The company revolutionized the electronics business, operating warehouse-style stores and putting all inventory on store floors, rather than keeping it in back rooms. Schulze was CEO for more than 30 years, steering it through decades of steady growth before relinquishing that title in 2002. He remained active on the board and is still the company's largest shareholder.
In his letter to Best Buy's board, Schulze said he has a plan to deal with the company's challenges and has talked with private equity firms about joining in a deal, though he did not specify which firms. Schulze said he would finance the deal through a combination of private equity investments, about $1 billion of his own equity and debt.
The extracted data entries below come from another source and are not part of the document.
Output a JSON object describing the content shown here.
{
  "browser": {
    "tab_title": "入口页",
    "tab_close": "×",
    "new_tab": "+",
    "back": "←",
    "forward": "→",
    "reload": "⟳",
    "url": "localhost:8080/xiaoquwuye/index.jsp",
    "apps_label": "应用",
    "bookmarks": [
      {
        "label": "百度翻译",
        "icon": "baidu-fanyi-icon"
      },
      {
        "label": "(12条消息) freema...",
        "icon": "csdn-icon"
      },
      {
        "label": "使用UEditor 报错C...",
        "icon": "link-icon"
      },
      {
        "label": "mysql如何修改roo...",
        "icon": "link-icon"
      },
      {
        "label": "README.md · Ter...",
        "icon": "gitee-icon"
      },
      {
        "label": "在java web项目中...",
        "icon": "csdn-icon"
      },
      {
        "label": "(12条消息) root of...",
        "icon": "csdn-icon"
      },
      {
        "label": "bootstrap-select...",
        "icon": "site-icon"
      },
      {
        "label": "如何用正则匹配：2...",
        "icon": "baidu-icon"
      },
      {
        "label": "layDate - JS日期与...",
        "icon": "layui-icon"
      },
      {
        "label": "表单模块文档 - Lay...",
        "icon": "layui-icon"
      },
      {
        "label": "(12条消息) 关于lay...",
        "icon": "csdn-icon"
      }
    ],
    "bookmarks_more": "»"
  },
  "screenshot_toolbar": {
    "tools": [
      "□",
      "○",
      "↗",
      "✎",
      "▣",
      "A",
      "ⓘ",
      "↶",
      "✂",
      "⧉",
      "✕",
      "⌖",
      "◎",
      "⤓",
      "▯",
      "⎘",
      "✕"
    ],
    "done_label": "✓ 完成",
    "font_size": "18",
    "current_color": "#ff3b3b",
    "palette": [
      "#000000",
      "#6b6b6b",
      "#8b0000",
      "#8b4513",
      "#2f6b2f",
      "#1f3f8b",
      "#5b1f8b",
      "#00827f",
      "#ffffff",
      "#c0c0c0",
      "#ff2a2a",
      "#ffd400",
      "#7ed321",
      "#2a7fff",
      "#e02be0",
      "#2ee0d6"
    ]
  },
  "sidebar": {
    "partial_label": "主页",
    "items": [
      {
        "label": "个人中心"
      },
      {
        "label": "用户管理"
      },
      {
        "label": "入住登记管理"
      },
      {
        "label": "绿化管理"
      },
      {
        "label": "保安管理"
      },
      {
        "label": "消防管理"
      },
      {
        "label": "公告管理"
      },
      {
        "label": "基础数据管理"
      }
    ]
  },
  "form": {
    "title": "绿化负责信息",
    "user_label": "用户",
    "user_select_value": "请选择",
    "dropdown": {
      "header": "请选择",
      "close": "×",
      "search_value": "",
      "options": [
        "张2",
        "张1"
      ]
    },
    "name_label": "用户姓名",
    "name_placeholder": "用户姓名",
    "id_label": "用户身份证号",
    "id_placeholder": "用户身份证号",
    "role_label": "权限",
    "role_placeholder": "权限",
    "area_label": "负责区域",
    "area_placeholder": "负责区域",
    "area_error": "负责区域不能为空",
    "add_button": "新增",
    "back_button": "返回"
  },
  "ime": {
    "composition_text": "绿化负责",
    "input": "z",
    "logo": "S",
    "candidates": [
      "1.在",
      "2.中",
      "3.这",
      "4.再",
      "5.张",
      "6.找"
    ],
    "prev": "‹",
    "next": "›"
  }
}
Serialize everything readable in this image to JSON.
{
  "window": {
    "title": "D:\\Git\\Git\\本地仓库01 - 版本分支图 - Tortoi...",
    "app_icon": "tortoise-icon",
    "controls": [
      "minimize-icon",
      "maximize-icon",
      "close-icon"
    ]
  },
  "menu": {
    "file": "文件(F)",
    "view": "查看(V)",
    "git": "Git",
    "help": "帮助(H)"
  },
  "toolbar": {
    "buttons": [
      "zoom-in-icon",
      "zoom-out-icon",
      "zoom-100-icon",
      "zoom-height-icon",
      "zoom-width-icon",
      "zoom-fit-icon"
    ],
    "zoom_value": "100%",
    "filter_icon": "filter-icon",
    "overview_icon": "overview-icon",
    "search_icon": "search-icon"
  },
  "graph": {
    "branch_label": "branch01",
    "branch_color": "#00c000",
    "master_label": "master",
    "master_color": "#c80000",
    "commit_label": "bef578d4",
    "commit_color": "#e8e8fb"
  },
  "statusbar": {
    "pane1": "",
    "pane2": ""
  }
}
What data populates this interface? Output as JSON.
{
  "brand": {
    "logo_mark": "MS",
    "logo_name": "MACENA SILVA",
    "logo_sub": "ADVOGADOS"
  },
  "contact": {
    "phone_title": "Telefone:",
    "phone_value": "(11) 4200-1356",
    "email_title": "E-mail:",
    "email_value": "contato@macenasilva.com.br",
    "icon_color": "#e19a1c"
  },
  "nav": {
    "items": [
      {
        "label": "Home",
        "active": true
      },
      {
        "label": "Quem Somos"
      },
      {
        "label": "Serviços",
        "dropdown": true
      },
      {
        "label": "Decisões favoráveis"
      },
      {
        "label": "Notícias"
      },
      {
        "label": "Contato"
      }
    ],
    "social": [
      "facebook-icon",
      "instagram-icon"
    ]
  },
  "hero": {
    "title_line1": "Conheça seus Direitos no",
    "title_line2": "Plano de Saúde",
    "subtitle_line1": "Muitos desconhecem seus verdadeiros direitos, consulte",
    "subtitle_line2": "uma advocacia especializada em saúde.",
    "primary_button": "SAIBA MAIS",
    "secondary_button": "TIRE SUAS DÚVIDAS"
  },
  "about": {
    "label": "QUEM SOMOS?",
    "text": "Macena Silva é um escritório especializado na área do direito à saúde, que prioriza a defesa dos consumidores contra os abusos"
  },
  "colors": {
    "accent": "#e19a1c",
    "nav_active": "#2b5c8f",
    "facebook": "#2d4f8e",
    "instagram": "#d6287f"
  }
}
He said he was working with Credit Suisse to line up financing and that the firm was confident he could find lenders.
Shares of Best Buy rose $2.35, or 13.3 percent, at $19.99 in Monday trading. That kept the stock well below Schulze's offer, indicating shareholders are skeptical. Analysts also expressed doubt the deal would happen quickly.
"It's got a lot of obstacles to overcome before we see a final deal consummated," said Morningstar analyst R.J. Hottovy. He noted that Best Buy's board has to approve any offer before Schulze can line up private equity financing, as required by Minnesota law, and that is unlikely to happen at the offering price, he said. An offer of $30 would be more appropriate, according to his calculations.
Research firm NBG Productions analyst Brian Sozzi said a deal is possible, but the biggest hiccup will be finding private equity firms to help pay for it. He also thought a higher bid was likely.
"This is going to be a placemaker type bid just to get the ball rolling," he said.
After the market closed, ratings agency Standard & Poor's downgraded the company's credit rating from the lowest investment grade of "BBB-" to a junk-grade "BB+."
"We believe that Best Buy's credit profile would weaken materially because such a transaction would add substantial amounts of debt and hinder cash flow protection measures," S&P said in a statement.
Best Buy has been shrinking store size and focusing on its more-profitable products such as mobile phones. It's also trying to combat the so-called "showrooming" of its stores — when people browse at Best Buy but purchase electronics goods elsewhere, especially online.
In March, it announced a major restructuring that includes closing 50 stores, cutting 400 corporate jobs and trimming $800 million in costs.
Since Dunn's departure, interim CEO Mike Mikan has made strong statements about how he plans to restructure the company, focusing on services and revamping stores.
In early July, Best Buy said it would lay off 600 staffers in its Geek Squad technical support division and 1,800 other store workers.